Come funziona regime fiscale affitti brevi

Il regime fiscale affitti brevi è diverso rispetto agli affitti di medio-lungo periodo. L’affitto breve riguarda un periodo di locazione da 1 a 29 giorni e non prevede la registrazione di un contratto. E’ obbligatorio registrare il contratto d’affitto all’Agenzia delle Entrare quando il periodo di locazione supera i 30 giorni.
[n1related i=”0″] L’affitto breve è un fenomeno che si sta sviluppando sempre di più, diventando una forma alternativa alle strutture alberghiere. Rappresenta una forma di reddito aggiuntiva. Tra le ragioni principali c’è la maggiore redditività e minori rischi di riscossione del canone. Il regime fiscale affitti breve è un ulteriore vantaggio di questa fattispecie.

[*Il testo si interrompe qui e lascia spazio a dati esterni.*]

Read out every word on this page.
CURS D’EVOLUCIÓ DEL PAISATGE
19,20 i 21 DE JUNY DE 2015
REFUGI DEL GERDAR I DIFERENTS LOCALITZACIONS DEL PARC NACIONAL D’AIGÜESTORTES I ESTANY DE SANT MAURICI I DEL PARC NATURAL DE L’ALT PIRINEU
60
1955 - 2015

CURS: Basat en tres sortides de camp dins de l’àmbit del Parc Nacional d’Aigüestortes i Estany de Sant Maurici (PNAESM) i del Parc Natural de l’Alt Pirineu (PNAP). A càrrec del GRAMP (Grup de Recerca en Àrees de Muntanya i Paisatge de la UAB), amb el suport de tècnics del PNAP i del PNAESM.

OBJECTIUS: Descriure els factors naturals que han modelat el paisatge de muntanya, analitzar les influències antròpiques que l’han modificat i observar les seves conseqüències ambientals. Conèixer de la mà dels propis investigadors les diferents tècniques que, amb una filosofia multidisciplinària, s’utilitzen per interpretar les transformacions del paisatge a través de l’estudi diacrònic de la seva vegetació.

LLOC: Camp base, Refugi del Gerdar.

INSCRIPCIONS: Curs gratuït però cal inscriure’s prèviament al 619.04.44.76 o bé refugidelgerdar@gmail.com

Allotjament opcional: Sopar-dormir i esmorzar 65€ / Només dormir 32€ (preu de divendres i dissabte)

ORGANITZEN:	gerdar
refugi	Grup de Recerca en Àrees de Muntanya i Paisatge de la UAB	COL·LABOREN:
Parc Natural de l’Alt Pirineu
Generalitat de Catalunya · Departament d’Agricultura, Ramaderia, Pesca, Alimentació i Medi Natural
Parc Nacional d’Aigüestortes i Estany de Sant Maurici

La cedolare secca nel regime fiscale affitti brevi

Secondo il Testo Unico delle Imposte sui Redditi (TUIR), i guadagni provenienti da affitti brevi devono essere dichiarati dal proprietario di casa. Anche nel caso in cui ci siano comodatari dell’immobile o subaffitto. Sui proventi derivanti dal canone di locazione, il proprietario dovrà pagare l’Irpef e le relative addizionali.

Dal 1 giugno 2017, però, il proprietario potrà scegliere di applicare su opzione la cedolare secca. L’aliquota dell’imposta sostitutiva è uguale al 21% del canone pattuito. Essa è un’imposta sostitutiva dell’Irpef, delle relative addizionali, dell’imposta di bollo e di registro.

La cedolare secca, dunque, è un’agevolazione che consente di ridurre la tassazione del reddito proveniente dagli affitti brevi. Non possono accedere a tale regime fiscale affitti brevi le società, gli enti commerciali e non commerciali.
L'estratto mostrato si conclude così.